Researchers are scheduled to run missions each day through Friday with the university’s RS-16 unmanned aerial vehicle (UAV). Operations will be based at the Charles R. Johnson Airport, operated by the Willacy County Navigation District.
“Texas A&M University-Corpus Christi and the Lone Star UAS Center are excited to be expanding our operations and capacities for UAS testing for operation and development,” said Dr. Luis Cifuentes, Interim Executive Director of the Lone Star UAS Center and the University’s Vice President for Research, Commercialization and Outreach. “Now aircraft with landing gear that need a landing strip can test and fly with our center.”
The RS-16 is the university’s largest UAV, with a wingspan of nearly 13 feet and a maximum weight of 85 pounds. It launches with a pneumatic catapult and lands on its belly.

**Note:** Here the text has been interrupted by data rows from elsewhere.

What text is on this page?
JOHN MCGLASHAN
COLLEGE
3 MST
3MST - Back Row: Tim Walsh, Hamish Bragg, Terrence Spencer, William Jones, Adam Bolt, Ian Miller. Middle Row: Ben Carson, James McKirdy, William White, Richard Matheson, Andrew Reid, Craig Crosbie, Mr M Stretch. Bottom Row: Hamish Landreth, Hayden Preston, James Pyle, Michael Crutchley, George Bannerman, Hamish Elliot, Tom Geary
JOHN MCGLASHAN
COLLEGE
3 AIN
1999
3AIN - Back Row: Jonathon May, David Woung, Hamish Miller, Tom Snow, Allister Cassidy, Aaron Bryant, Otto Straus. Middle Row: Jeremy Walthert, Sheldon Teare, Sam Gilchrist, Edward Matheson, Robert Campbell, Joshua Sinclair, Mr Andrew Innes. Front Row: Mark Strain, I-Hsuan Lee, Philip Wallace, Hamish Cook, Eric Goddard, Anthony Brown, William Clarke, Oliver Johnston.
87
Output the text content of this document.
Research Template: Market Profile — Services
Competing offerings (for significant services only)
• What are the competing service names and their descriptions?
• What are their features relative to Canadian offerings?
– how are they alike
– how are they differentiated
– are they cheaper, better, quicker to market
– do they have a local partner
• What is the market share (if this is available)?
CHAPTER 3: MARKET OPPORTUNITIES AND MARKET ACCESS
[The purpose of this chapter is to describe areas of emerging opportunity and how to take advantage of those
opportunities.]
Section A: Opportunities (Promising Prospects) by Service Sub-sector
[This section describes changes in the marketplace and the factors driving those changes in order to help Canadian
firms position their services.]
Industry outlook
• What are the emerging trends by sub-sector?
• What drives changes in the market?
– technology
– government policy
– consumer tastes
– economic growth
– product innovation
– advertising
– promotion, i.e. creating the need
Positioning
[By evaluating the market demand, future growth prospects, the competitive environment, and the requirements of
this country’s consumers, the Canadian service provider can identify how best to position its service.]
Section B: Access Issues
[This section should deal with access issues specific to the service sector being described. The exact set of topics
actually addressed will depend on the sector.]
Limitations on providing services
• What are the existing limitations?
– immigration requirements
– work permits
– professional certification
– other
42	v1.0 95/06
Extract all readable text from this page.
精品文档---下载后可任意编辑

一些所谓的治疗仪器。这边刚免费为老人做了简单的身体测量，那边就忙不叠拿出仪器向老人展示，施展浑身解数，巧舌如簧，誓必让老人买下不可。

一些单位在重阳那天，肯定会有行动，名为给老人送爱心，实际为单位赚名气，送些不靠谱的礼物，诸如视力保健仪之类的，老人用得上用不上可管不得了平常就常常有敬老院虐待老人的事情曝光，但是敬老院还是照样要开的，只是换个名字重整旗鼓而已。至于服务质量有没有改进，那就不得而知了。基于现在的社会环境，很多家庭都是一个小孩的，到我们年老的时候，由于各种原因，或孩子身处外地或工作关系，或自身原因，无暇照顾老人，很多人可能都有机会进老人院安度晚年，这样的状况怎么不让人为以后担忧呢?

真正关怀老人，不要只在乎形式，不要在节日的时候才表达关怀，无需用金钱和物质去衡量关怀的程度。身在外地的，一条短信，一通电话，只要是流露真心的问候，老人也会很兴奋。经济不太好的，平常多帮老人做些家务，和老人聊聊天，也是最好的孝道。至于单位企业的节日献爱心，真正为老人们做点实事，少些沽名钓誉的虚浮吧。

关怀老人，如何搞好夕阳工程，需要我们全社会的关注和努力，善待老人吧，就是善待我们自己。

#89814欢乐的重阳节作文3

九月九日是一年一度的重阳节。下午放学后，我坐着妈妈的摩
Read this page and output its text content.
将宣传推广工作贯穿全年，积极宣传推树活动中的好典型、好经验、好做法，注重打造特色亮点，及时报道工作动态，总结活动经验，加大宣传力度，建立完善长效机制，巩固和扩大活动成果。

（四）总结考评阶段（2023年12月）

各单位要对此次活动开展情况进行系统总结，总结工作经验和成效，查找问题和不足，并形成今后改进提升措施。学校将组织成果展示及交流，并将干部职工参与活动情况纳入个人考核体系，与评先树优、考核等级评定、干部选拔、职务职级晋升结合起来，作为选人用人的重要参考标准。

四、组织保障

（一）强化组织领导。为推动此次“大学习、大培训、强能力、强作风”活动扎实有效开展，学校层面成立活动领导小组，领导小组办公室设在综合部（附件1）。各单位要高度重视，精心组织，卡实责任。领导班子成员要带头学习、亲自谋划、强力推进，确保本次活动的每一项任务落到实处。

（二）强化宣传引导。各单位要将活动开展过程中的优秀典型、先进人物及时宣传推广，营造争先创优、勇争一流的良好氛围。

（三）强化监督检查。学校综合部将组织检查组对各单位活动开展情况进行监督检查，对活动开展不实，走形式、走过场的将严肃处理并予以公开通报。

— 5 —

The mission will gather video, ultraviolet and thermal image data from an onboard multi-spectral camera for a private-sector company, the first non-university entity to test with the Lone Star UAS Center. The company and details of its testing are confidential, according to university officials.
The upcoming missions will address several of the FAA research goals designed to integrate remotely piloted aircraft into the national airspace by 2015, including:
- air traffic control and communications as it relates to the new range, including developing protocols for dealing with runway in use by piloted craft;
- best practices for use of a chase plane that can more efficiently match speed and follow the UAV; and
- continue refining process of ensuring air traffic control communications between UAV, ground control station and Mission Control Center in Corpus Christi.
During these missions, the UAV will be monitored by a piloted aircraft as it flies. Regulations require that the drone remain under visual contact at all times.
The university will file a report with the FAA, part of the requirements of test site operators.
The Port Mansfield range, which is a 45-minute drive from Harlingen, Texas, is adjacent to another approved range south of Corpus Christi near Sarita, Texas, where the university regularly flies its 13-foot-wingspan RS-16.
Since the test site designation in December, the Lone Star Center has received inquiries from more than 60 private-sector companies and other government agencies that want to test and research aircraft, software or other possible uses for unmanned aircraft, commonly referred to as drones.
While the test site designation does not come with federal funding, studies show an anticipated economic impact, once airspace is opened to UAS, would be about $6.5 billion and 8,256 jobs statewide from 2015 to 2025, university officials said.
The successful FAA test site proposal was a team effort among A&M-Corpus Christi, Texas A&M Engineering Experiment Station, Camber Corporation, the University of Texas at Arlington Research Institute, the Southwest Research Institute in San Antonio, and other research institutions and private-sector companies.